The individual signing this form indicates and acknowledges that they: (1) have NOT been referred, pressured, coerced, forced, induced, frauded, misrepresented, and otherwise directed or guided in any way to attend Gold Star Pediatrics, PA by Dr. Patel, his agents, Gold Star Pediatrics PA or any of their staff /owners / directors / agents, or anyone associated with Gold Star Pediatrics PA, and Shore Point Hospital and their affiliates and their staff/ owners/ directors/ agents / workers / nurses/ or anyone associated with their hospital group and (2) they have been given the opportunity and reasonable time to look for other pediatricians and health care providers in the area, and (3) that they were provided a notice of other health care providers and pediatricians in the area prior to choosing Gold Star Pediatrics PA, and (4) that they have not received any incentive or promise of incentive, gift, monetary advantage or their immediate family and associated have not as a result of them choosing Gold Star Pediatrics PA, and (5) that they willingly and of free will and sound mind are choosing to apply to be a patient at Gold Star Pediatrics PA, and (6) they release Gold Star Pediatrics from any liability of self-referral under the applicable statues, and (7) that if any numerical provision herein is found to be invalid in by the courts that the other numerical provisions shall be construed to be still be fully valid, fully applicable, fully enforceable, and stand binding the patient.

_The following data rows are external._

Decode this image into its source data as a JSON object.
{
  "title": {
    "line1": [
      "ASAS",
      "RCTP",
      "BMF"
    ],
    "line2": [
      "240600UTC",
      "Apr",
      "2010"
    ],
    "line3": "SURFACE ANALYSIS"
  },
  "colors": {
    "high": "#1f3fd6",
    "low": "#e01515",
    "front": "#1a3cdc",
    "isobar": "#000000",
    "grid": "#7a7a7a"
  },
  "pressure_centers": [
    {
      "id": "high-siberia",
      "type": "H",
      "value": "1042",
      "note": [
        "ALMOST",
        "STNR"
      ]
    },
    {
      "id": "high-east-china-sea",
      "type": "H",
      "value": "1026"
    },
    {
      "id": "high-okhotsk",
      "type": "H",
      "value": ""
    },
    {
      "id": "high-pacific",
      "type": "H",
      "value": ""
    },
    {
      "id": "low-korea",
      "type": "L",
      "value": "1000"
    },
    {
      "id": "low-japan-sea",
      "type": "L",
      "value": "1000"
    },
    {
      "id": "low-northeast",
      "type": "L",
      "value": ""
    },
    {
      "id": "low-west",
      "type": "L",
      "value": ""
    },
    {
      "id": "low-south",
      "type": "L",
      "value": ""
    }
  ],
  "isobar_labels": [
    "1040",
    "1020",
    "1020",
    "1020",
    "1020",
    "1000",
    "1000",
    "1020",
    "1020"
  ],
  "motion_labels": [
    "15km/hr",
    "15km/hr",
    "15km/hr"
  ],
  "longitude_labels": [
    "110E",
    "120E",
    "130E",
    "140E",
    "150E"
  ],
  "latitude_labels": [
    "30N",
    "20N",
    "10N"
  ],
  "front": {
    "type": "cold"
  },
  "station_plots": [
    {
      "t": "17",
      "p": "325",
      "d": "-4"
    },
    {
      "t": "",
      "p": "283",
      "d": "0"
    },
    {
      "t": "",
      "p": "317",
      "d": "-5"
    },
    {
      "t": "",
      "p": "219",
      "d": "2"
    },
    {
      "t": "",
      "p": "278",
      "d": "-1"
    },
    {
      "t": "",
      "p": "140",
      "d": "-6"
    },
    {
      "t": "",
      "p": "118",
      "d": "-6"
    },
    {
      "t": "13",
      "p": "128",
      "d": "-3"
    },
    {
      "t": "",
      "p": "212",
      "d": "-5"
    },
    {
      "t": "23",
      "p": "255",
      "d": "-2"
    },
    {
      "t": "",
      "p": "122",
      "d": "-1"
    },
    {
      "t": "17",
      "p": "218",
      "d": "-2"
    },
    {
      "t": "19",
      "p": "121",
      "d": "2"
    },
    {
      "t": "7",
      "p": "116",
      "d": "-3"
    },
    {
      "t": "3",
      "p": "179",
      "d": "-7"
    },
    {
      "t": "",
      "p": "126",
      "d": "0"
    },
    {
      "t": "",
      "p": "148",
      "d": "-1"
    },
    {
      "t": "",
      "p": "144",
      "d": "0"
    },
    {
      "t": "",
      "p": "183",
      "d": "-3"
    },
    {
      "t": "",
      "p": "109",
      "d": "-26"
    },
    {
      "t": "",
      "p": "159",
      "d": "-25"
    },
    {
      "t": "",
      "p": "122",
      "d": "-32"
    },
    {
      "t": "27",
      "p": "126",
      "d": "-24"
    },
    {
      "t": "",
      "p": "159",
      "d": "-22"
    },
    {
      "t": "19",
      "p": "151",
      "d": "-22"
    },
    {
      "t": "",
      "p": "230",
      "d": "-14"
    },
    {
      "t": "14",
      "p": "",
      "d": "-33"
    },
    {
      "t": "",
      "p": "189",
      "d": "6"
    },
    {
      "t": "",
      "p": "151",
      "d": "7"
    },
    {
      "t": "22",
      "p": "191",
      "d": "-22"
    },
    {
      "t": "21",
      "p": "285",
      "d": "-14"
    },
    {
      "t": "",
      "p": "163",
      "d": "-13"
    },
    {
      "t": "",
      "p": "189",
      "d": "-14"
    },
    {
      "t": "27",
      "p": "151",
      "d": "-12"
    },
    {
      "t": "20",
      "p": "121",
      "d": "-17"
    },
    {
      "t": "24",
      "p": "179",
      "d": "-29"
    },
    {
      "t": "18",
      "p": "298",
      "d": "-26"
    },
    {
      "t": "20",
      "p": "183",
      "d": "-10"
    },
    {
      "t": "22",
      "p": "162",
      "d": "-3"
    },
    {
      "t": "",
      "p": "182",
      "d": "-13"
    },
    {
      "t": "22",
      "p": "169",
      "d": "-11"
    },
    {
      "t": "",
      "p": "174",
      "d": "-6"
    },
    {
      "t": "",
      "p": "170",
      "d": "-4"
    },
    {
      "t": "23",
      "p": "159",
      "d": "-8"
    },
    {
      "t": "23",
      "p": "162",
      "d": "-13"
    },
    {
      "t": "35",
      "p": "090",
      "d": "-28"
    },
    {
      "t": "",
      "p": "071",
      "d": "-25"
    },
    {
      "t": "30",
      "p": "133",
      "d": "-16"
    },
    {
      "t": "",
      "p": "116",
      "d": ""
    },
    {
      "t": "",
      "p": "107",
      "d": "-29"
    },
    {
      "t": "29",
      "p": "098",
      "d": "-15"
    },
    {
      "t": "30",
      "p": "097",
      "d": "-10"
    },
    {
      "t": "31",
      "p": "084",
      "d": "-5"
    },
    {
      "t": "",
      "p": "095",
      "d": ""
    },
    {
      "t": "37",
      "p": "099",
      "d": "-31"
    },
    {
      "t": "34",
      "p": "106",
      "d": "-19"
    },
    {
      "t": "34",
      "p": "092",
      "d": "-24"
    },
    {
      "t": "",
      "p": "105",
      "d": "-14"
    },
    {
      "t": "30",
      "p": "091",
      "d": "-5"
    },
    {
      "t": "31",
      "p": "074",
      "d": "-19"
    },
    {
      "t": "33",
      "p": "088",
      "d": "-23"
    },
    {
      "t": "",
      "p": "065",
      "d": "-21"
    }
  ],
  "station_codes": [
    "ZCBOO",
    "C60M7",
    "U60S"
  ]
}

The individual signing this form indicates and acknowledges that they understand and know there are other pediatricians in the area who might take them as a patient, and have been provided contact information of such, and their addresses. The individual signing this form indicates and acknowledges that they been provided the form called Acknowledgement of Non-Referral and Free Choice to Attend Gold Star Pediatrics, PA. and Acknowledgement of Obtaining Information Regarding Other Pediatricians in the Area, incorporated herein by reference, and attest that they understand the form and sign corresponding to the terms, conditions and descriptions of the form as incorporated herein by reference.